As the number of opioid overdose deaths continues to climb in Chicago and Cook County, residents of one of the city’s hardest hit neighborhoods are getting training for a life-saving drug.

That community training comes on International Overdose Awareness Day.

"I hope you never have to use it," said one of the instructors, but many of those attending Wednesday's training session at Loretto Hospital have already lost friends and family members to opioid overdose. They’re here to make sure it doesn’t happen again.

"We will prevent a death," said Austin resident Jennifer Thomas. "Not hope. We will with this education and this training."
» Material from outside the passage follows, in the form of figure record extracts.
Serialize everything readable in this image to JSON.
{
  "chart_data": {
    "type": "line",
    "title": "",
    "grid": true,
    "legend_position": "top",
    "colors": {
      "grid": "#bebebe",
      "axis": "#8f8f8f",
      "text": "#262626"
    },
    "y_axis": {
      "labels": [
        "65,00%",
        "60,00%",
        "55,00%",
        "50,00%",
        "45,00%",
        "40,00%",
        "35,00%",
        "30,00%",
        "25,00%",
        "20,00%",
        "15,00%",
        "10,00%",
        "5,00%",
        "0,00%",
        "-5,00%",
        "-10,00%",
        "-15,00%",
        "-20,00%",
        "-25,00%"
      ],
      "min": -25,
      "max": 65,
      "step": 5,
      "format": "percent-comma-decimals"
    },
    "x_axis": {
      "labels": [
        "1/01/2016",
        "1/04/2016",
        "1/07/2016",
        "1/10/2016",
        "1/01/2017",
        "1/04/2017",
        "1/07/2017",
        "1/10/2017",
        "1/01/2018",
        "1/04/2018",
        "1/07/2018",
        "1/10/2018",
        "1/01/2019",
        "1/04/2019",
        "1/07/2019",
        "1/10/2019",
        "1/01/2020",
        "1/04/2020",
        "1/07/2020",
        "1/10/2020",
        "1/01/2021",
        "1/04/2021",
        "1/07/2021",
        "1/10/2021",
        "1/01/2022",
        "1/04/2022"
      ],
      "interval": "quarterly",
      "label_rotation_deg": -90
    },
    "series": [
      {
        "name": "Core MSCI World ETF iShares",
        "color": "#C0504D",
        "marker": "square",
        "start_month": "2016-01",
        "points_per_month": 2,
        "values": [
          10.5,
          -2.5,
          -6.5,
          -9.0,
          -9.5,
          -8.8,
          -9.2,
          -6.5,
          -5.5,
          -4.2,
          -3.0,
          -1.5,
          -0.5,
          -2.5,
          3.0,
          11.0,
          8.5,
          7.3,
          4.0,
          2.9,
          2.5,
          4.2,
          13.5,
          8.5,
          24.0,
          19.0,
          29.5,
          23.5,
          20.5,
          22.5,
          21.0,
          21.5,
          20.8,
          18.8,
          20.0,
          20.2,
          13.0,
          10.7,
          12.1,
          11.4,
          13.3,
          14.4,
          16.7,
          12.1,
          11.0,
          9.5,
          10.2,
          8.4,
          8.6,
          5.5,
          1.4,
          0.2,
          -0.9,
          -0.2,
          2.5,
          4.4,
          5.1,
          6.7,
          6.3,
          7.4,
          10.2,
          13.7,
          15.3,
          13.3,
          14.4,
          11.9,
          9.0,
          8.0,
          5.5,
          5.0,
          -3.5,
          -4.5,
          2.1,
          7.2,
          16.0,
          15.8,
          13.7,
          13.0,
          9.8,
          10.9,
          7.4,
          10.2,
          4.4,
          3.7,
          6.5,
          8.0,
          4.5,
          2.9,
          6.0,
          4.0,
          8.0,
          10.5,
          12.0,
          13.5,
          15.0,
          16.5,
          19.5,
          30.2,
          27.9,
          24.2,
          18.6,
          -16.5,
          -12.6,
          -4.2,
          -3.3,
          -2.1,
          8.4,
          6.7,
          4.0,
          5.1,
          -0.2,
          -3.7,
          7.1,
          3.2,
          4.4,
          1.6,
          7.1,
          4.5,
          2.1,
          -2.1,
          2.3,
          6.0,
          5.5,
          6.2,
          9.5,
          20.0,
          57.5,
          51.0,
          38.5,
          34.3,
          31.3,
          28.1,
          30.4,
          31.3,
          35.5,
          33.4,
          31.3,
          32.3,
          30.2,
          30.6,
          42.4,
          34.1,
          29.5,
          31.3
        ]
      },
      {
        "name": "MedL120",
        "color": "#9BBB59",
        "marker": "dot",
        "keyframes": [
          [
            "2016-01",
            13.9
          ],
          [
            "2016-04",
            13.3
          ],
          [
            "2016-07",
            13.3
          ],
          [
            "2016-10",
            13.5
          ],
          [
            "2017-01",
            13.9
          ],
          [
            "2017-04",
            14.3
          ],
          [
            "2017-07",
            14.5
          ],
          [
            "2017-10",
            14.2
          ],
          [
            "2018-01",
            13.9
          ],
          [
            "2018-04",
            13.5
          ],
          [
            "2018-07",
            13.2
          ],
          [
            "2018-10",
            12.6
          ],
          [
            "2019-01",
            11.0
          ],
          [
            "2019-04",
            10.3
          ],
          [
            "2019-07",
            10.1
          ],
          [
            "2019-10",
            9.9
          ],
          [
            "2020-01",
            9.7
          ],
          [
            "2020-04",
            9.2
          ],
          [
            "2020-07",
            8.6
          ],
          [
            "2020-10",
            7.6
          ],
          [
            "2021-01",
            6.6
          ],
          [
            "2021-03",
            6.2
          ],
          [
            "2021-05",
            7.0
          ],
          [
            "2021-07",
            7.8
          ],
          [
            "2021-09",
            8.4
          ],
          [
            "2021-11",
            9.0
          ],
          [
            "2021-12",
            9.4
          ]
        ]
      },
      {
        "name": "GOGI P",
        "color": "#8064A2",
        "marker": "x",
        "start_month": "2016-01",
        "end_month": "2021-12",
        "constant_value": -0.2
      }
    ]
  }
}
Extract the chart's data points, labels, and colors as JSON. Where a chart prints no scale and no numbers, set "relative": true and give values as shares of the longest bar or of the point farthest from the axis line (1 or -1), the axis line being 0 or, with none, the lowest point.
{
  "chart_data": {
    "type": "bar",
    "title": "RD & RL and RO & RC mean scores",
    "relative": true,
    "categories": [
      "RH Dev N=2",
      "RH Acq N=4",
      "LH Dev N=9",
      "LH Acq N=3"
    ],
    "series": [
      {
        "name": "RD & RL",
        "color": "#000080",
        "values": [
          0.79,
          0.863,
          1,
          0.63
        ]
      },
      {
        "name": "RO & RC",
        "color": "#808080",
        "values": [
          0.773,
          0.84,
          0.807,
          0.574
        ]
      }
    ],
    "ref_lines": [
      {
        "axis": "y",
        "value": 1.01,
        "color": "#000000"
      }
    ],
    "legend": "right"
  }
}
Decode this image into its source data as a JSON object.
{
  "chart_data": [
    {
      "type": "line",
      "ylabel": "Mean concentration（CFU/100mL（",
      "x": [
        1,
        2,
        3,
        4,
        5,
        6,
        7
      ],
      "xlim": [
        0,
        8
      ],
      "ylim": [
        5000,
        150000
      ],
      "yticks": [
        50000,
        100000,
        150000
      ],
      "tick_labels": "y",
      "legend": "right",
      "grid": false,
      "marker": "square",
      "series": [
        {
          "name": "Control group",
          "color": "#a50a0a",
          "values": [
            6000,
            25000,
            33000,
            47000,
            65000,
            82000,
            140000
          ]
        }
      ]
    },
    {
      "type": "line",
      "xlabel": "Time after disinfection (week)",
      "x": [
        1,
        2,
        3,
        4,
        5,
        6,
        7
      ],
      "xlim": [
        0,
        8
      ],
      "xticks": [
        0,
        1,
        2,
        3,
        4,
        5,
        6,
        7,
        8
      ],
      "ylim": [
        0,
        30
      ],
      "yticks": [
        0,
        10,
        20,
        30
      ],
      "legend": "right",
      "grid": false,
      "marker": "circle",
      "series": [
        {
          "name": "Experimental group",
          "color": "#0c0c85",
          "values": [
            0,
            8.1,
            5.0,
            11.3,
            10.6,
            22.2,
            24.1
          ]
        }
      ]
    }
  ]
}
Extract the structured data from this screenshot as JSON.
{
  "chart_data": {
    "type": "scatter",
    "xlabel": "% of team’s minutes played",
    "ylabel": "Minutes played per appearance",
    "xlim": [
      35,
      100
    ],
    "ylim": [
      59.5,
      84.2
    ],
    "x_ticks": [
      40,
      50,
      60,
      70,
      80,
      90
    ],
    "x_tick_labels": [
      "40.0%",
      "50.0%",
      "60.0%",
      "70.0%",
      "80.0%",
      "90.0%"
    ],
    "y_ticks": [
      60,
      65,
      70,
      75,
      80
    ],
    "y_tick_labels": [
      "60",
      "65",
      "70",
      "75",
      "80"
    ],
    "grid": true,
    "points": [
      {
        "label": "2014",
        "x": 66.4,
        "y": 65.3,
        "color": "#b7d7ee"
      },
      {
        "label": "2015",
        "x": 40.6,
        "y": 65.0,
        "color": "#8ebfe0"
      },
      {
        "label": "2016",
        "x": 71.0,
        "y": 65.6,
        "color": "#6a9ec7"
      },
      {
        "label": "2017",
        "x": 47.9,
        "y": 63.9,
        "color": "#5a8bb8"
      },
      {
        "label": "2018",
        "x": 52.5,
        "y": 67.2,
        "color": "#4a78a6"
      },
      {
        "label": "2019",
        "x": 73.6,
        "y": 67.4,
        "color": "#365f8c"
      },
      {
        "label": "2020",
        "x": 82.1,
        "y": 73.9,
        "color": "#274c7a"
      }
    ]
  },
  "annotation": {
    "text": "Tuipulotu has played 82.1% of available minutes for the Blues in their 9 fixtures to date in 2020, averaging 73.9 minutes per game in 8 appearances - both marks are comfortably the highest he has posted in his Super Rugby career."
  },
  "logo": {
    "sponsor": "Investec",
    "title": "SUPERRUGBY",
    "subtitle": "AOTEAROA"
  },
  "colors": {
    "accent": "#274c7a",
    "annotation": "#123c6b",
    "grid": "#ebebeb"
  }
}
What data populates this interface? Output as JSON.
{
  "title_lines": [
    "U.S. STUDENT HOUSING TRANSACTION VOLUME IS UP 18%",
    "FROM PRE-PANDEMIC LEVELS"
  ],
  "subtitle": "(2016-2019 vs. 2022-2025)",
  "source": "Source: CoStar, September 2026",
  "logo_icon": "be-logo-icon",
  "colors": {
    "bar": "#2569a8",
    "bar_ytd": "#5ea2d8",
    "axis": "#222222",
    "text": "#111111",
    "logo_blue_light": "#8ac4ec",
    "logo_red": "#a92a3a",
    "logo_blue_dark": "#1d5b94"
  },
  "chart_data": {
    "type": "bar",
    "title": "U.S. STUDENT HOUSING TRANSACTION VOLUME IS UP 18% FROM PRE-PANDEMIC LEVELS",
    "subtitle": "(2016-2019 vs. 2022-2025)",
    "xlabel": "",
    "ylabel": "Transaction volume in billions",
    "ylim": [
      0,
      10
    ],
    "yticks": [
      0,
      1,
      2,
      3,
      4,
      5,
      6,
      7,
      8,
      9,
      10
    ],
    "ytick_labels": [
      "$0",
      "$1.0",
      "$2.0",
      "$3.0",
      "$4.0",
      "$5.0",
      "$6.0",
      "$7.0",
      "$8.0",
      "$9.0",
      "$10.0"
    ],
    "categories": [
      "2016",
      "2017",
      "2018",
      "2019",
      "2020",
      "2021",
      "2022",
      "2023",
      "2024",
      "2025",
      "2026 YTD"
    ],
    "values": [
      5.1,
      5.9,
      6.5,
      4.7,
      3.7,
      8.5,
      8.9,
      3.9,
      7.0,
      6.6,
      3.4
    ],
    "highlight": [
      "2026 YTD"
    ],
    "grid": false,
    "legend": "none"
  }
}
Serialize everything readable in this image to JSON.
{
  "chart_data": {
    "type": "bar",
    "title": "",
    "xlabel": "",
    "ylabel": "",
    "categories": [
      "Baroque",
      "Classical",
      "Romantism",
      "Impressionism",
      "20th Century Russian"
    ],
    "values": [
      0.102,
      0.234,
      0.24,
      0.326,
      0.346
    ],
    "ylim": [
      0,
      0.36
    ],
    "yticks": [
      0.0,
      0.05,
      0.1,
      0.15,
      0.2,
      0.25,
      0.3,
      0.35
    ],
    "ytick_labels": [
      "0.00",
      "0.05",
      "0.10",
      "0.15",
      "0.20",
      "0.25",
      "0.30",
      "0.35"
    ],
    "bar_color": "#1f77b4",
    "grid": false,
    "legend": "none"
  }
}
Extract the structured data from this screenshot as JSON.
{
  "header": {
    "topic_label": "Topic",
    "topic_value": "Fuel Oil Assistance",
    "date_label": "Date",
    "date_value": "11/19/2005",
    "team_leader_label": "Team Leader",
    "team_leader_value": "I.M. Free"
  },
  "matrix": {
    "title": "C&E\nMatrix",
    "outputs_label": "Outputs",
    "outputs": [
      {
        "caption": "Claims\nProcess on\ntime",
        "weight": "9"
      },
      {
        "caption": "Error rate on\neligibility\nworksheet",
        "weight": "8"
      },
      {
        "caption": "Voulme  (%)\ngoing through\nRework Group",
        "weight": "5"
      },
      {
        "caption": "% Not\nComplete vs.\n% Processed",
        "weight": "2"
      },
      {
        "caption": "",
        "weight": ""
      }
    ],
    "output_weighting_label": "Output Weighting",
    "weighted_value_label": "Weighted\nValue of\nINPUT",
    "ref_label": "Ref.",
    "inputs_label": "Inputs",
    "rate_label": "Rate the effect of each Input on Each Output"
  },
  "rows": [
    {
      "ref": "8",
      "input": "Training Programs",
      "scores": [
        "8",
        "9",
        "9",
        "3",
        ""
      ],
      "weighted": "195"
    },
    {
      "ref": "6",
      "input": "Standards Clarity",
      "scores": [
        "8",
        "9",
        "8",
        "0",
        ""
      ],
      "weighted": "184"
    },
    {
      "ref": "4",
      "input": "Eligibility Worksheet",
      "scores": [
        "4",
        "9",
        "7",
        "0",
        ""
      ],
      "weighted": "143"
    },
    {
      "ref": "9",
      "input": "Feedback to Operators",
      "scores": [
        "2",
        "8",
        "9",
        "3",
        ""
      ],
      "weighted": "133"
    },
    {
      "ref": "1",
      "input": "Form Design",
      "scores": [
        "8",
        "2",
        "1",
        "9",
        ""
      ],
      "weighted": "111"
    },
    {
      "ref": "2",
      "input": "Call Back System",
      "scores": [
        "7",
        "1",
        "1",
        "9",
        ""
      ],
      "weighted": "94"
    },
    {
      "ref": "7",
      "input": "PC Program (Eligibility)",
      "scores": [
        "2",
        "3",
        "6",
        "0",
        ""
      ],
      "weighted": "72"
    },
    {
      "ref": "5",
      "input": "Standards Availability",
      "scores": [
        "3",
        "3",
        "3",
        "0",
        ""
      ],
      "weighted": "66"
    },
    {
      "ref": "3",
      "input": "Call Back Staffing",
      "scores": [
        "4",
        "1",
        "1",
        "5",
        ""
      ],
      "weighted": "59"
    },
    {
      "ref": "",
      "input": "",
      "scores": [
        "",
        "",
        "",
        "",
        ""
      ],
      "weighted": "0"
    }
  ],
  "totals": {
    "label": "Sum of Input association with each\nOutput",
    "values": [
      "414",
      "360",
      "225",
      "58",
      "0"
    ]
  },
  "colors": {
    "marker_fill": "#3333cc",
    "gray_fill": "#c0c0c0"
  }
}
Nurses and health workers demonstrated how to administer Narcan, a drug that instantly reverses the effects of opioids. Each participant was given one free dose of Narcan, which usually retails for about $50.

They were also given instructions on how to identify if a person has overdosed.

"It’s really important that they recognize signs and symptoms of an overdose," said Dr. Crystal Carey, President of Loretto Hospital’s emergency department. "Looking for those small pinpoint pupils, that shallow respiration, somebody that’s just not responding."


In Cook County alone, more than 2,100 people died from overdoses last year — and a disproportionate number of those deaths occurred on the West Side.

"Here in the Austin community, we see opioid overdoses in the emergency room every single day," Carey said. "Several times a day."

And while police and paramedics frequently carry Narcan, experts say it’s important to get the life-saving drug into the hands of friends and family.

"We know by the numbers that the first person who comes into contact with someone who’s having an overdose is a close friend or family member," said Fred Smith of Maryville Academy. "And the more people we can get educated in the community, the more chances we have of saving someone’s life."